Indivision, droit de retrait ou droit de préemption : comprendre les différences pour mieux vendre
Lorsqu’un immeuble est détenu en indivision, plusieurs règles particulières s’appliquent à la vente. Parmi les plus importantes : le droit de retrait, le droit de préemption et la convention d’indivision. Ces notions peuvent avoir un impact réel sur le bon déroulement d’une transaction.
Qu’est-ce que l’indivision?
L’indivision survient lorsqu’un immeuble est détenu par plusieurs personnes sans que leurs parts soient physiquement divisées. C’est souvent le cas dans les copropriétés indivises. Les copropriétaires sont alors appelés indivisaires.
La plupart du temps, une convention d’indivision est signée pour encadrer les droits et obligations de chacun.

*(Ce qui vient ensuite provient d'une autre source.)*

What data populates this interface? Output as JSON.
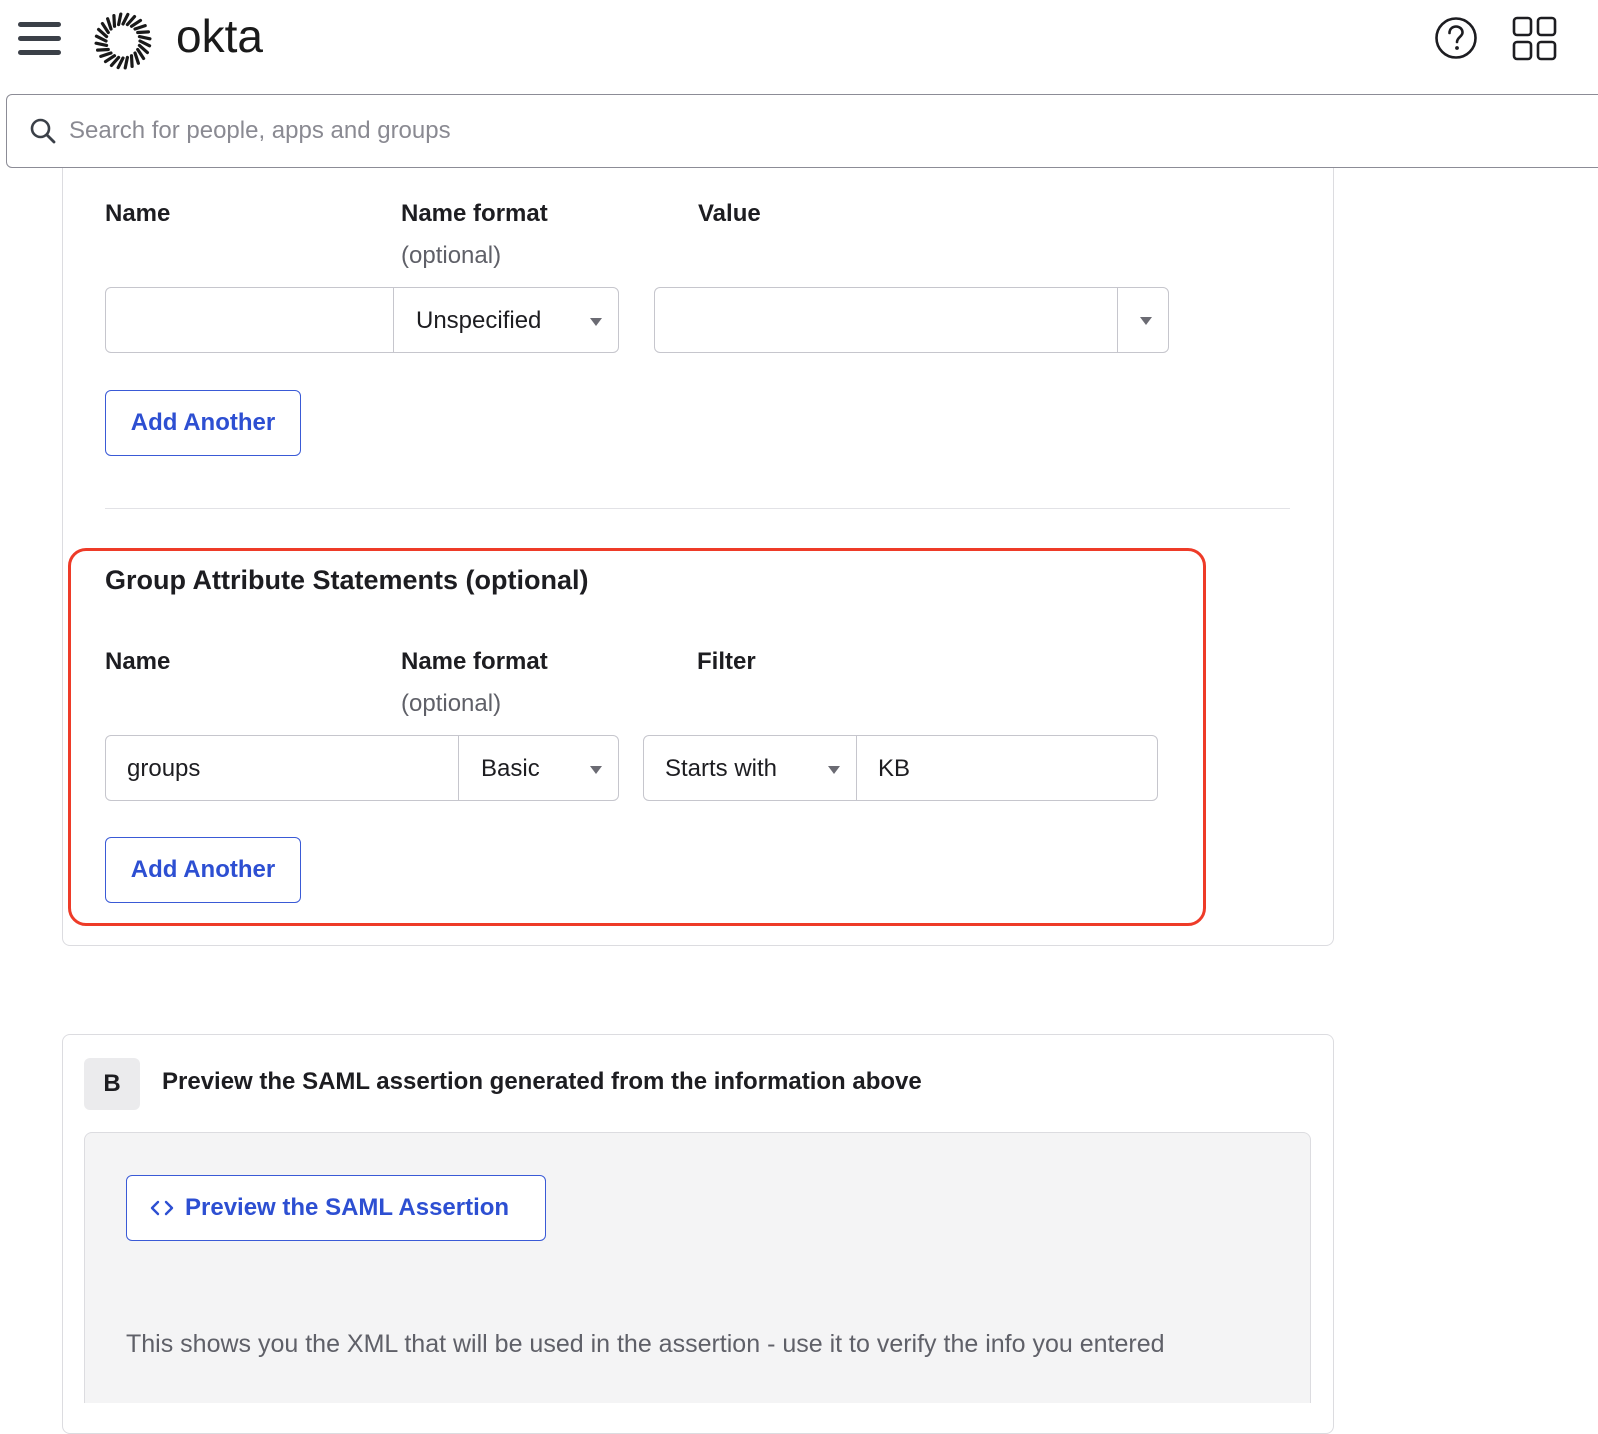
{
  "header": {
    "brand": "okta",
    "menu_icon": "hamburger-menu-icon",
    "logo_icon": "okta-sunburst-logo-icon",
    "help_icon": "help-circle-icon",
    "apps_icon": "app-grid-icon"
  },
  "search": {
    "placeholder": "Search for people, apps and groups",
    "value": "",
    "icon": "search-icon"
  },
  "attribute_statements": {
    "columns": {
      "name": "Name",
      "name_format": "Name format",
      "name_format_optional": "(optional)",
      "value": "Value"
    },
    "row": {
      "name": "",
      "name_format": "Unspecified",
      "value": ""
    },
    "add_another": "Add Another"
  },
  "group_attribute_statements": {
    "title": "Group Attribute Statements (optional)",
    "columns": {
      "name": "Name",
      "name_format": "Name format",
      "name_format_optional": "(optional)",
      "filter": "Filter"
    },
    "row": {
      "name": "groups",
      "name_format": "Basic",
      "filter_type": "Starts with",
      "filter_value": "KB"
    },
    "add_another": "Add Another",
    "highlight_color": "#ee3b28"
  },
  "preview_section": {
    "step": "B",
    "title": "Preview the SAML assertion generated from the information above",
    "button_label": "Preview the SAML Assertion",
    "button_icon": "code-brackets-icon",
    "helper_text": "This shows you the XML that will be used in the assertion - use it to verify the info you entered"
  },
  "colors": {
    "accent": "#2d4fd2",
    "text": "#1d1d21",
    "muted": "#5f6068",
    "border": "#c6c6cd",
    "panel": "#f4f4f5"
  }
}
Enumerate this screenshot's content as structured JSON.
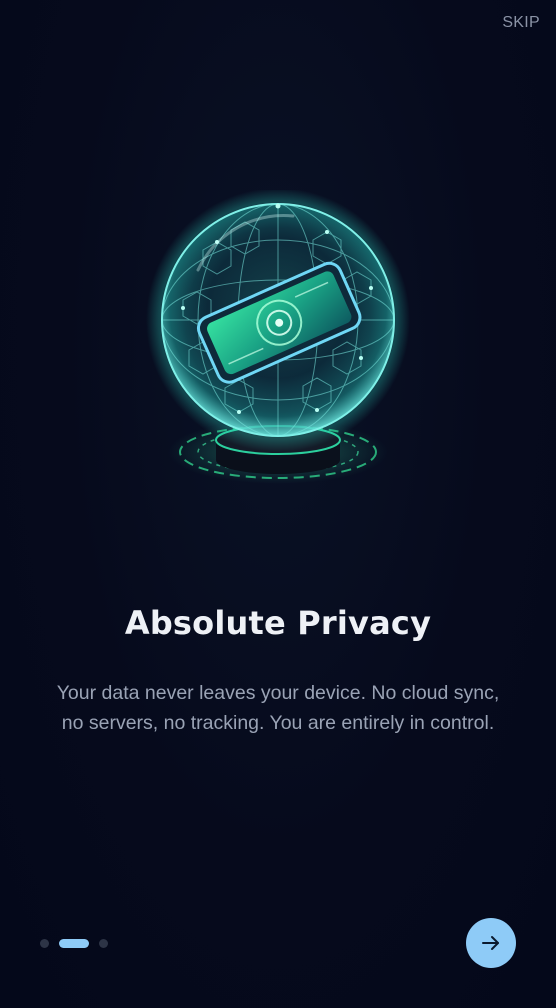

Le droit de préemption : priorité d’achat
La convention d’indivision contient généralement une clause de droit de préemption. Cela signifie que les autres indivisaires ont la priorité pour acheter la part mise en vente, aux mêmes conditions que celles acceptées par un tiers.
À savoir : ce droit doit être respecté à la lettre. Il faut vérifier les délais, les modalités de notification et les formulaires exigés.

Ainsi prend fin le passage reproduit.